“Rosencrantz and Guildenstern Are Dead” at Chichester
It’s bad form to write crits of shows before Press Night, and this note isn’t going to do that…
[After this note was written, press night came and went. The reviews started a little sour (mostly detecting a datedness in the piece), and accorded well with my impression. The Times and The Telegraph took more or less that line. The Guardian and the Independent were warmer and made me feel a little guilty. The Express was generous in a good way.]
Now go on…
Those of us who had tickets for this revival on 27 May, and for the pre-show talk by its director Trevor Nunn, had a sort of perfect evening.

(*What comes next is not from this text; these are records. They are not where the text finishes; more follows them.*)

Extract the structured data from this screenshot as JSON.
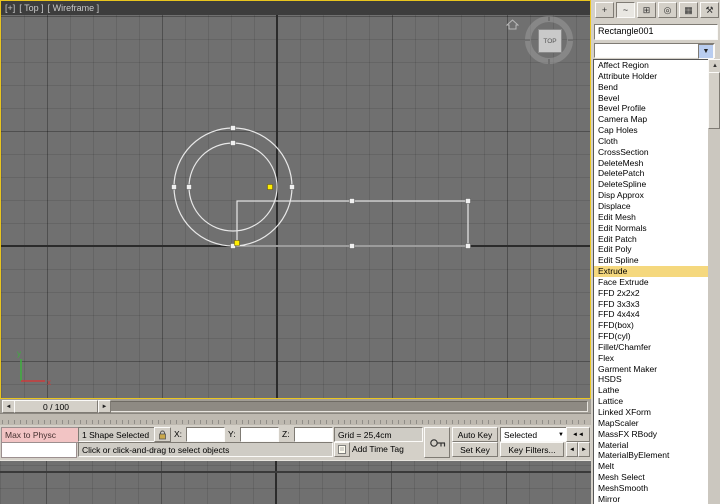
{
  "viewport": {
    "title_segments": {
      "menu": "[+]",
      "view": "[ Top ]",
      "shading": "[ Wireframe ]"
    },
    "viewcube_label": "TOP",
    "axis": {
      "x": "x",
      "y": "y"
    }
  },
  "command_panel": {
    "active_tab": "modify",
    "tabs": [
      {
        "name": "create",
        "glyph": "+"
      },
      {
        "name": "modify",
        "glyph": "~"
      },
      {
        "name": "hierarchy",
        "glyph": "⊞"
      },
      {
        "name": "motion",
        "glyph": "◎"
      },
      {
        "name": "display",
        "glyph": "▦"
      },
      {
        "name": "utilities",
        "glyph": "⚒"
      }
    ],
    "object_name": "Rectangle001",
    "modifier_combo_value": "",
    "combo_arrow_glyph": "▼",
    "scroll_up_glyph": "▲",
    "selected_modifier": "Extrude",
    "modifier_list": [
      "Affect Region",
      "Attribute Holder",
      "Bend",
      "Bevel",
      "Bevel Profile",
      "Camera Map",
      "Cap Holes",
      "Cloth",
      "CrossSection",
      "DeleteMesh",
      "DeletePatch",
      "DeleteSpline",
      "Disp Approx",
      "Displace",
      "Edit Mesh",
      "Edit Normals",
      "Edit Patch",
      "Edit Poly",
      "Edit Spline",
      "Extrude",
      "Face Extrude",
      "FFD 2x2x2",
      "FFD 3x3x3",
      "FFD 4x4x4",
      "FFD(box)",
      "FFD(cyl)",
      "Fillet/Chamfer",
      "Flex",
      "Garment Maker",
      "HSDS",
      "Lathe",
      "Lattice",
      "Linked XForm",
      "MapScaler",
      "MassFX RBody",
      "Material",
      "MaterialByElement",
      "Melt",
      "Mesh Select",
      "MeshSmooth",
      "Mirror"
    ]
  },
  "timeline": {
    "slider_label": "0 / 100",
    "prev_glyph": "◄",
    "next_glyph": "►"
  },
  "status_bar": {
    "macro_recorder_text": "Max to Physc",
    "selection_status": "1 Shape Selected",
    "coord_labels": {
      "x": "X:",
      "y": "Y:",
      "z": "Z:"
    },
    "coord_values": {
      "x": "",
      "y": "",
      "z": ""
    },
    "grid_setting": "Grid = 25,4cm",
    "prompt": "Click or click-and-drag to select objects",
    "add_time_tag": "Add Time Tag",
    "auto_key_label": "Auto Key",
    "set_key_label": "Set Key",
    "key_filters_label": "Key Filters...",
    "selected_filter": "Selected",
    "go_to_start_glyph": "◄◄",
    "prev_frame_glyph": "◄",
    "play_glyph": "►"
  },
  "colors": {
    "viewport_border": "#e9c51e",
    "selection_highlight": "#f5d87e",
    "macro_recorder_bg": "#f2c4c4"
  }
}
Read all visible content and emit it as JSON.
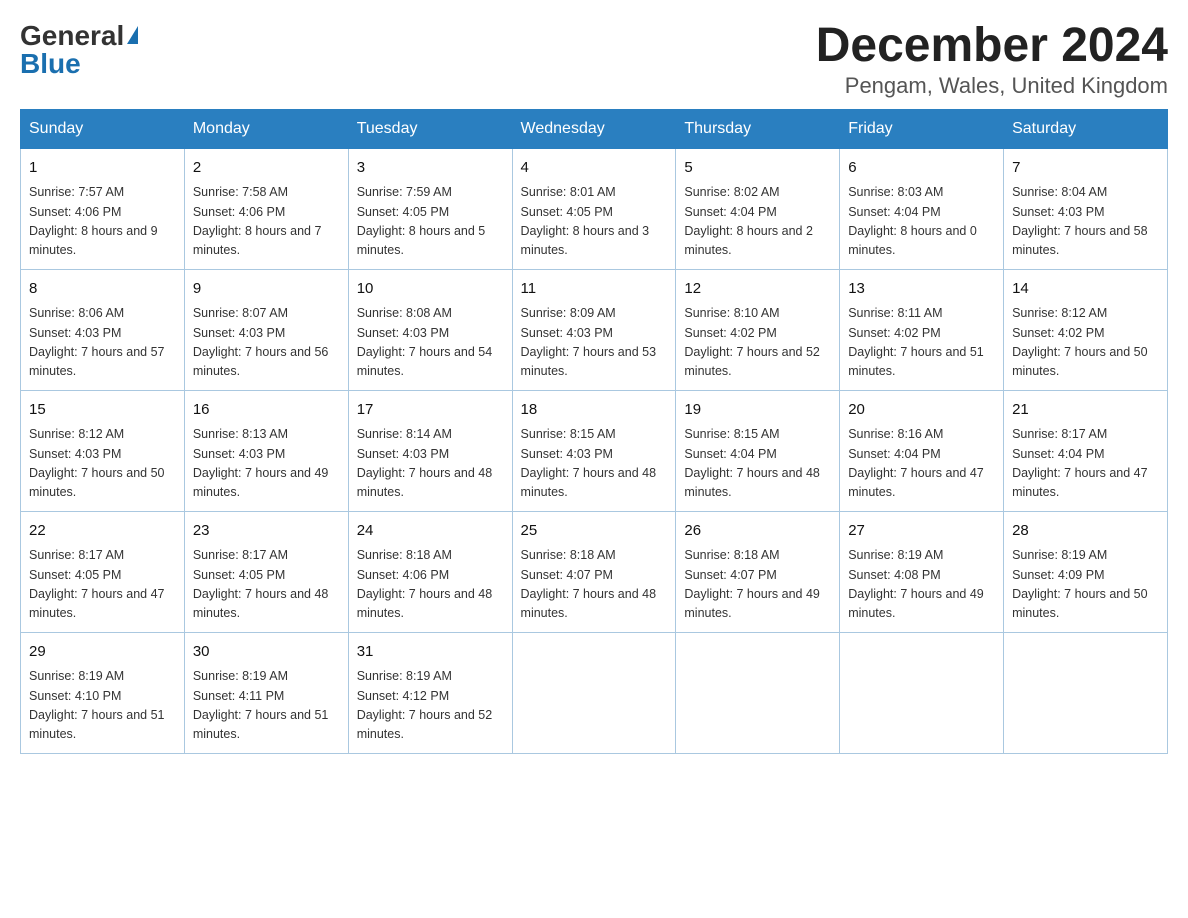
{
  "header": {
    "logo_general": "General",
    "logo_triangle": "▶",
    "logo_blue": "Blue",
    "month_title": "December 2024",
    "location": "Pengam, Wales, United Kingdom"
  },
  "days_of_week": [
    "Sunday",
    "Monday",
    "Tuesday",
    "Wednesday",
    "Thursday",
    "Friday",
    "Saturday"
  ],
  "weeks": [
    [
      {
        "day": "1",
        "sunrise": "7:57 AM",
        "sunset": "4:06 PM",
        "daylight": "8 hours and 9 minutes."
      },
      {
        "day": "2",
        "sunrise": "7:58 AM",
        "sunset": "4:06 PM",
        "daylight": "8 hours and 7 minutes."
      },
      {
        "day": "3",
        "sunrise": "7:59 AM",
        "sunset": "4:05 PM",
        "daylight": "8 hours and 5 minutes."
      },
      {
        "day": "4",
        "sunrise": "8:01 AM",
        "sunset": "4:05 PM",
        "daylight": "8 hours and 3 minutes."
      },
      {
        "day": "5",
        "sunrise": "8:02 AM",
        "sunset": "4:04 PM",
        "daylight": "8 hours and 2 minutes."
      },
      {
        "day": "6",
        "sunrise": "8:03 AM",
        "sunset": "4:04 PM",
        "daylight": "8 hours and 0 minutes."
      },
      {
        "day": "7",
        "sunrise": "8:04 AM",
        "sunset": "4:03 PM",
        "daylight": "7 hours and 58 minutes."
      }
    ],
    [
      {
        "day": "8",
        "sunrise": "8:06 AM",
        "sunset": "4:03 PM",
        "daylight": "7 hours and 57 minutes."
      },
      {
        "day": "9",
        "sunrise": "8:07 AM",
        "sunset": "4:03 PM",
        "daylight": "7 hours and 56 minutes."
      },
      {
        "day": "10",
        "sunrise": "8:08 AM",
        "sunset": "4:03 PM",
        "daylight": "7 hours and 54 minutes."
      },
      {
        "day": "11",
        "sunrise": "8:09 AM",
        "sunset": "4:03 PM",
        "daylight": "7 hours and 53 minutes."
      },
      {
        "day": "12",
        "sunrise": "8:10 AM",
        "sunset": "4:02 PM",
        "daylight": "7 hours and 52 minutes."
      },
      {
        "day": "13",
        "sunrise": "8:11 AM",
        "sunset": "4:02 PM",
        "daylight": "7 hours and 51 minutes."
      },
      {
        "day": "14",
        "sunrise": "8:12 AM",
        "sunset": "4:02 PM",
        "daylight": "7 hours and 50 minutes."
      }
    ],
    [
      {
        "day": "15",
        "sunrise": "8:12 AM",
        "sunset": "4:03 PM",
        "daylight": "7 hours and 50 minutes."
      },
      {
        "day": "16",
        "sunrise": "8:13 AM",
        "sunset": "4:03 PM",
        "daylight": "7 hours and 49 minutes."
      },
      {
        "day": "17",
        "sunrise": "8:14 AM",
        "sunset": "4:03 PM",
        "daylight": "7 hours and 48 minutes."
      },
      {
        "day": "18",
        "sunrise": "8:15 AM",
        "sunset": "4:03 PM",
        "daylight": "7 hours and 48 minutes."
      },
      {
        "day": "19",
        "sunrise": "8:15 AM",
        "sunset": "4:04 PM",
        "daylight": "7 hours and 48 minutes."
      },
      {
        "day": "20",
        "sunrise": "8:16 AM",
        "sunset": "4:04 PM",
        "daylight": "7 hours and 47 minutes."
      },
      {
        "day": "21",
        "sunrise": "8:17 AM",
        "sunset": "4:04 PM",
        "daylight": "7 hours and 47 minutes."
      }
    ],
    [
      {
        "day": "22",
        "sunrise": "8:17 AM",
        "sunset": "4:05 PM",
        "daylight": "7 hours and 47 minutes."
      },
      {
        "day": "23",
        "sunrise": "8:17 AM",
        "sunset": "4:05 PM",
        "daylight": "7 hours and 48 minutes."
      },
      {
        "day": "24",
        "sunrise": "8:18 AM",
        "sunset": "4:06 PM",
        "daylight": "7 hours and 48 minutes."
      },
      {
        "day": "25",
        "sunrise": "8:18 AM",
        "sunset": "4:07 PM",
        "daylight": "7 hours and 48 minutes."
      },
      {
        "day": "26",
        "sunrise": "8:18 AM",
        "sunset": "4:07 PM",
        "daylight": "7 hours and 49 minutes."
      },
      {
        "day": "27",
        "sunrise": "8:19 AM",
        "sunset": "4:08 PM",
        "daylight": "7 hours and 49 minutes."
      },
      {
        "day": "28",
        "sunrise": "8:19 AM",
        "sunset": "4:09 PM",
        "daylight": "7 hours and 50 minutes."
      }
    ],
    [
      {
        "day": "29",
        "sunrise": "8:19 AM",
        "sunset": "4:10 PM",
        "daylight": "7 hours and 51 minutes."
      },
      {
        "day": "30",
        "sunrise": "8:19 AM",
        "sunset": "4:11 PM",
        "daylight": "7 hours and 51 minutes."
      },
      {
        "day": "31",
        "sunrise": "8:19 AM",
        "sunset": "4:12 PM",
        "daylight": "7 hours and 52 minutes."
      },
      null,
      null,
      null,
      null
    ]
  ]
}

Mr Nunn set us up nicely for a piece about theatrical happenstance by describing the long, rather fraught, saga of his coming – after a false start and 40-odd years, to direct the piece. And he spoke of its early days, when coincidence accelerated its rise to fame when Ronald Bryden raved about it in the Observer almost by mistake from Edinburgh and Kenneth Tynan – then the paper’s film critic – previewed the review in the office and snapped it up for the NT, under the noses of Nunn’s RSC. (The cold light of Googling throws a little doubt on that account…)
On to the theatre and we learned that Tim Curry was unable to perform that night as The Player and so Chris Andrew Mellon had to pick up his role in a blink (and was brilliant): all his in-character lines about the need to improvise were doubly (or is it trebly?) poignant. And then – this was a kind of bliss – I sat across the aisle from Nunn as his pen-light flashed across his notepad (in some otherwise preternaturally darkened moments), which was shades of The Real Inspector Hound. The fourth wall was torn down and pulverised into stardust.